Although employment has increased for most occupations in Nebraska since the start of this century, the rates of growth by occupation have differed significantly from 2016 to 2017. The rate of employment growth in 2017 exceeded average growth in the previous 15 years among several large occupational categories (Chart 10). Recent gains in the employment of managers, health-care practitioners, educators and construction workers were greater than their longer-term growth rates. Conversely, the growth in employment of other large occupational categories in Nebraska between 2016 and 2017 was slower than longer-term average growth. Recent gains in employment in four categories—business and financial operations, personal care and service, transportation and material moving, and sales—all were more than 2 percentage points lower than the average rate of growth between 2001 and 2016. With the increase in employment in 2018, it is possible, however, that job growth for some of these occupations also has increased more recently.
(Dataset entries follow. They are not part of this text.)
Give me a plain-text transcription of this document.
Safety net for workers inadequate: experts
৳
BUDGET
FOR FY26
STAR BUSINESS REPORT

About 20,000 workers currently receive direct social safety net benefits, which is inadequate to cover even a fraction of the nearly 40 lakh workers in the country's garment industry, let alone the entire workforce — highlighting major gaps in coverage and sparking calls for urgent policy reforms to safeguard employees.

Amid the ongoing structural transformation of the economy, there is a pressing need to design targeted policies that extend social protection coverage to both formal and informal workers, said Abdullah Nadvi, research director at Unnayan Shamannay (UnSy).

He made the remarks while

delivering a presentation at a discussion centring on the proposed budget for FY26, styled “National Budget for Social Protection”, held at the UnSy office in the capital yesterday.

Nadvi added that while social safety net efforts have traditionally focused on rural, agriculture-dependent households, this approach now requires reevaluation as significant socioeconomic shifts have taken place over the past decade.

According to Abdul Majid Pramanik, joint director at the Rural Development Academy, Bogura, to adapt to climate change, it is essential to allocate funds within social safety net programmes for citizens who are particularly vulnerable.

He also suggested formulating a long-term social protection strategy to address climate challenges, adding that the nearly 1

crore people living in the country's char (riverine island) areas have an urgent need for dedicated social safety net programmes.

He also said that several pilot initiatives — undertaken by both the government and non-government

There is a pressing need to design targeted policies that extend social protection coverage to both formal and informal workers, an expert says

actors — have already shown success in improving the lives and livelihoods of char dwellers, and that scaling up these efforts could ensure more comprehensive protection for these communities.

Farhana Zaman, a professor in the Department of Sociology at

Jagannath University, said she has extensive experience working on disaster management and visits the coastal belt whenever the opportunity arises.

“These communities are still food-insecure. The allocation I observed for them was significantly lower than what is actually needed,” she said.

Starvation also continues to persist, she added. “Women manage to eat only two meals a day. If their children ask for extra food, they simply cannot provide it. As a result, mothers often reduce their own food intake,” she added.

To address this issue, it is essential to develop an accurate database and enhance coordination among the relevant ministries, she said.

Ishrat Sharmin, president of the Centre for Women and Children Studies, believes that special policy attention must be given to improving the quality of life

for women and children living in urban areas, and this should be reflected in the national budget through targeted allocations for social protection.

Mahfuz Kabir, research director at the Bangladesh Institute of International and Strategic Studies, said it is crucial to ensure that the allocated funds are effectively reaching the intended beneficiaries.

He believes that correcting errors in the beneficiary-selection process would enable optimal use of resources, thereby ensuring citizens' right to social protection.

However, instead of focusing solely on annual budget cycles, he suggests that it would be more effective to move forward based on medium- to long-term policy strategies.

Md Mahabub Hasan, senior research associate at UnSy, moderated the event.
Despite lower employment growth in 2017 among some occupations, wages for most occupations increased at a slightly faster pace than in previous years. From 2016 to 2017, the most notable acceleration was in real wages for food preparers and servers (Chart 11). However, the occupations with the largest gains in employment relative to historical averages also experienced more limited wage gains, suggesting that the degree of labor market tightness among occupations has been a recent factor driving increases in job growth and wages. The growth in production workers, for example, was relatively small between 2016 and 2017, but intensifying labor shortages may have played a role in driving wages higher for that occupation. Anecdotal evidence suggests that this labor market tightness has continued in 2018, and that recent wage gains may be even larger than their historical average among transportation and construction workers.
Nebraska’s labor markets continued to tighten in 2018 as job growth accelerated and unemployment remained historically low. Through the first half of the year, employment increased in most industries in the state and wages generally have continued to rise. As Nebraska’s economy continues to add more service-oriented positions, individuals employed in occupations connected to those services, such as health care, personal care and finance have seen demand for their skills rise most significantly in recent times.
The views expressed in this article are those of the authors and do not necessarily reflect the views of the Federal Reserve Bank of Kansas City or the Federal Reserve System.